Jul 17 13:18:12 logstash01 systemd[1]: elasticsearch.service: Main process exited, code=exited, status=127/n/a Jul 17 13:18:12 logstash01 systemd[1]: elasticsearch.service: Unit entered failed state.
Jul 17 13:18:12 logstash01 systemd[1]: elasticsearch.service: Failed with result 'exit-code'.

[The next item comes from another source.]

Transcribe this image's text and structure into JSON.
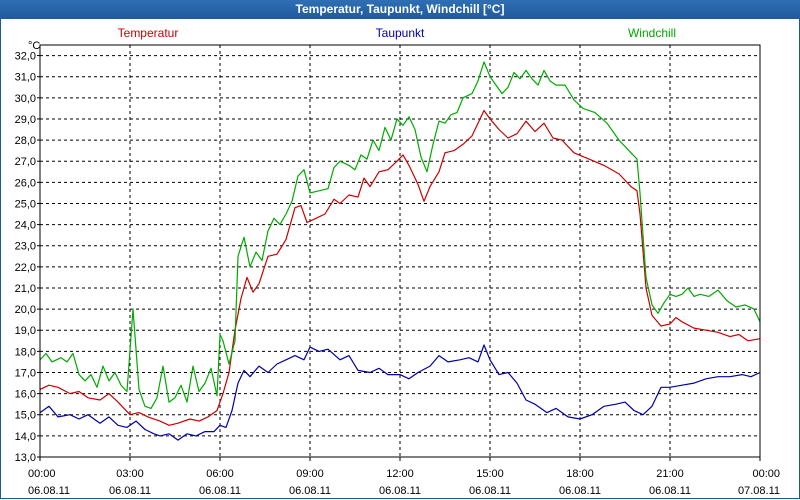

And this in /var/log/elasticsearch/elasticsearch.log:

root@logstash01:/var/log# tail -n24 /var/log/elasticsearch/elasticsearch.log
[2017-01-20T16:19:30,600][INFO ][o.e.n.Node               ] node name [Mu6cXVq] derived from node ID [Mu6cXVqFQFOjm1rUhVRYBw]; set [node.name] to override
[2017-01-20T16:19:30,603][INFO ][o.e.n.Node               ] version[5.1.2], pid[9797], build[c8c4c16/2017-01-11T20:18:39.146Z], OS[Linux/4.4.0-59-generic/amd64], JVM[Oracle Corporation/OpenJDK 64-Bit Server VM/1.8.0_111/25.111-b14]
[2017-01-20T16:19:31,796][INFO ][o.e.p.PluginsService     ] [Mu6cXVq] loaded module [aggs-matrix-stats]
[2017-01-20T16:19:31,796][INFO ][o.e.p.PluginsService     ] [Mu6cXVq] loaded module [ingest-common]
[2017-01-20T16:19:31,796][INFO ][o.e.p.PluginsService     ] [Mu6cXVq] loaded module [lang-expression]
[2017-01-20T16:19:31,796][INFO ][o.e.p.PluginsService     ] [Mu6cXVq] loaded module [lang-groovy]
[2017-01-20T16:19:31,796][INFO ][o.e.p.PluginsService     ] [Mu6cXVq] loaded module [lang-mustache]
[2017-01-20T16:19:31,797][INFO ][o.e.p.PluginsService     ] [Mu6cXVq] loaded module [lang-painless]
[2017-01-20T16:19:31,797][INFO ][o.e.p.PluginsService     ] [Mu6cXVq] loaded module [percolator]
[2017-01-20T16:19:31,797][INFO ][o.e.p.PluginsService     ] [Mu6cXVq] loaded module [reindex]
[2017-01-20T16:19:31,797][INFO ][o.e.p.PluginsService     ] [Mu6cXVq] loaded module [transport-netty3]
[2017-01-20T16:19:31,797][INFO ][o.e.p.PluginsService     ] [Mu6cXVq] loaded module [transport-netty4]
[2017-01-20T16:19:31,798][INFO ][o.e.p.PluginsService     ] [Mu6cXVq] no plugins loaded
[2017-01-20T16:19:34,200][INFO ][o.e.n.Node               ] initialized
[2017-01-20T16:19:34,201][INFO ][o.e.n.Node               ] [Mu6cXVq] starting ...
[2017-01-20T16:19:34,425][INFO ][o.e.t.TransportService   ] [Mu6cXVq] publish_address {127.0.0.1:9300}, bound_addresses {[::1]:9300}, {127.0.0.1:9300}
[2017-01-20T16:19:37,555][INFO ][o.e.c.s.ClusterService   ] [Mu6cXVq] new_master {Mu6cXVq}{Mu6cXVqFQFOjm1rUhVRYBw}{7hQFAgJ5SlCcC7nUGkyLTg}{127.0.0.1}{127.0.0.1:9300}, reason: zen-disco-elected-as-master ([0] nodes joined) [2017-01-20T16:19:37,594][INFO ][o.e.h.HttpServer         ] [Mu6cXVq] publish_address {127.0.0.1:9200}, bound_addresses {[::1]:9200}, {127.0.0.1:9200}
[2017-01-20T16:19:37,595][INFO ][o.e.n.Node               ] [Mu6cXVq] started
[2017-01-20T16:19:37,596][INFO ][o.e.g.GatewayService     ] [Mu6cXVq] recovered [0] indices into cluster_state [2017-01-20T16:20:51,861][INFO ][o.e.n.Node               ] [Mu6cXVq] stopping ...
[2017-01-20T16:20:51,904][INFO ][o.e.n.Node               ] [Mu6cXVq] stopped
[2017-01-20T16:20:51,904][INFO ][o.e.n.Node               ] [Mu6cXVq] closing ...
[2017-01-20T16:20:51,918][INFO ][o.e.n.Node               ] [Mu6cXVq] closed

Where do I start with diagnosing the issue causing ES to stop running?

1 Like

Kept trolling thru logs, and found this in /var/log/elasticsearch/logstash.log:

java.lang.OutOfMemoryError: Java heap space

Read up on the topic of heap space at: https://www.elastic.co/guide/en/elasticsearch/reference/5.4/heap-size.html
and then modified /etc/elasticsearch/jvm.options to increase the heap size thusly (I'm running on a 32GB RAM system):

-Xms12g
-Xmx12g

Restarted the elasticsearch service, and after a bit, Kibana started working again :slight_smile:

Let the journey of learning continue...

3 Likes

You need to reduce your shard count, it's going to be causing issues taking so much resources.

What sort of data is this in your cluster?

Syslog data

This topic was automatically closed 28 days after the last reply. New replies are no longer allowed.